Smokers Given More Help To Quit Since GP Performance Pay Introduced
Smokers have been getting more support for quitting, and the numbers of smokers have reduced, since the introduction of performance-related incentives for UK general practitioners.
"Pay for performance" incentives, introduced in April 2004, mean that general practitioners are paid more if they succeed in meeting performance targets set by the government.
The research team from Imperial College London looked at patients with diabetes, registered in Wandsworth, South London. They found that the percentage of smokers with diabetes who were given cessation advice by primary care staff increased from 48% to 84% between 2003 and 2005. More patients with diabetes had their smoking status recorded in 2005 (99%) than in 2003 (91%). The percentage of people with diabetes who smoked decreased from 20% in 2003 to 16% in 2005.
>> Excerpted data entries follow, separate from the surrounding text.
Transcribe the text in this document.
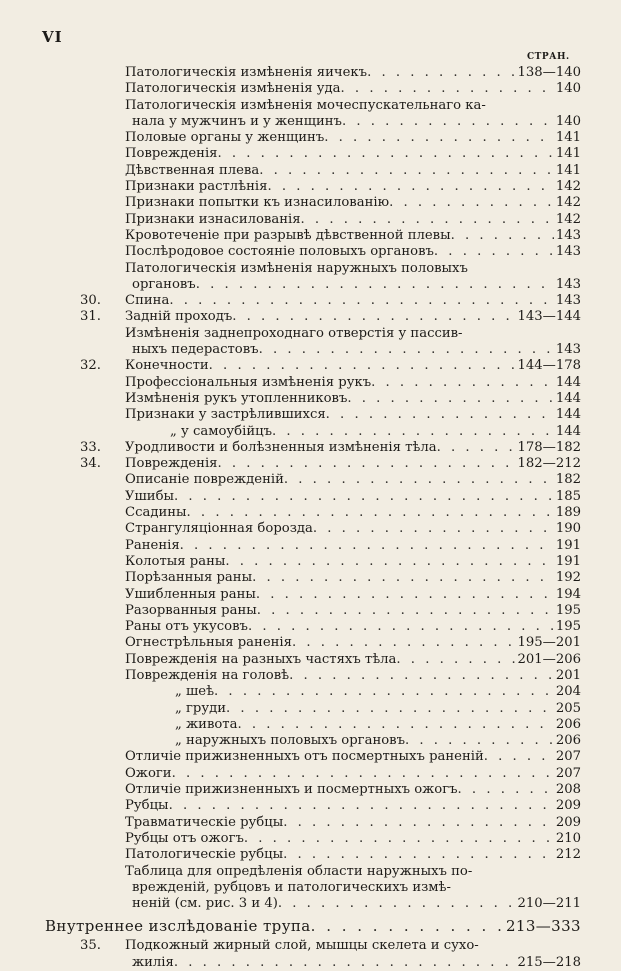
VI
СТРАН.
Патологическія измѣненія яичекъ . . .	138—140
Патологическія измѣненія уда . . .	140
Патологическія измѣненія мочеспускательнаго ка-
нала у мужчинъ и у женщинъ . . .	140
Половые органы у женщинъ . . .	141
Поврежденія . . .	141
Дѣвственная плева . . .	141
Признаки растлѣнія . . .	142
Признаки попытки къ изнасилованію . . .	142
Признаки изнасилованія . . .	142
Кровотеченіе при разрывѣ дѣвственной плевы . . .	143
Послѣродовое состояніе половыхъ органовъ . . .	143
Патологическія измѣненія наружныхъ половыхъ
органовъ . . .	143
30.	Спина . . .	143
31.	Задній проходъ . . .	143—144
Измѣненія заднепроходнаго отверстія у пассив-
ныхъ педерастовъ . . .	143
32.	Конечности . . .	144—178
Профессіональныя измѣненія рукъ . . .	144
Измѣненія рукъ утопленниковъ . . .	144
Признаки у застрѣлившихся . . .	144
„ у самоубійцъ . . .	144
33.	Уродливости и болѣзненныя измѣненія тѣла . . .	178—182
34.	Поврежденія . . .	182—212
Описаніе поврежденій . . .	182
Ушибы . . .	185
Ссадины . . .	189
Странгуляціонная борозда . . .	190
Раненія . . .	191
Колотыя раны . . .	191
Порѣзанныя раны . . .	192
Ушибленныя раны . . .	194
Разорванныя раны . . .	195
Раны отъ укусовъ . . .	195
Огнестрѣльныя раненія . . .	195—201
Поврежденія на разныхъ частяхъ тѣла . . .	201—206
Поврежденія на головѣ . . .	201
„ шеѣ . . .	204
„ груди . . .	205
„ живота . . .	206
„ наружныхъ половыхъ органовъ . . .	206
Отличіе прижизненныхъ отъ посмертныхъ раненій . . .	207
Ожоги . . .	207
Отличіе прижизненныхъ и посмертныхъ ожогъ . . .	208
Рубцы . . .	209
Травматическіе рубцы . . .	209
Рубцы отъ ожогъ . . .	210
Патологическіе рубцы . . .	212
Таблица для опредѣленія области наружныхъ по-
врежденій, рубцовъ и патологическихъ измѣ-
неній (см. рис. 3 и 4) . . .	210—211
Внутреннее изслѣдованіе трупа . . .	213—333
35.	Подкожный жирный слой, мышцы скелета и сухо-
жилія . . .	215—218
Under "pay-for-performance," practices are judged against 146 quality indicators, as part of the new GP contract introduced in 2004. Several of these quality indicators encourage GPs to identify people with a chronic disease, such as diabetes or heart disease, who smoke and provide advice and support to help them quit smoking. About one quarter of GP income is currently derived through meeting quality targets in the treatment of such chronic diseases.
Previous studies had showed that GPs were not routinely offering cessation advice during consultations, in spite of evidence showing that it improves quit rates, because some found it too time-consuming, considered it to be ineffectual, or felt that they lacked the appropriate skills.
The researchers' findings suggest that the new incentive scheme is likely to be a key contributor to changes in help offered to smokers. However, they caution that some of the improvements seen may have occurred without the introduction of financial incentives.
Christopher Millett, one of the authors from the study from the Department of Primary Care and Social Medicine at Imperial College London, said: "Financial incentives introduced in UK primary care appear to have increased cessation advice being given by primary care staff and reduced the percentage of people with diabetes who smoke.
"Improvements were generally greatest in the groups with the poorest performance before these incentives were introduced and among ethnic minorities - populations that often receive lower quality care.
"Supporting people with diabetes to quit smoking is very important because they are at an increased risk of developing cardiovascular disease" he added.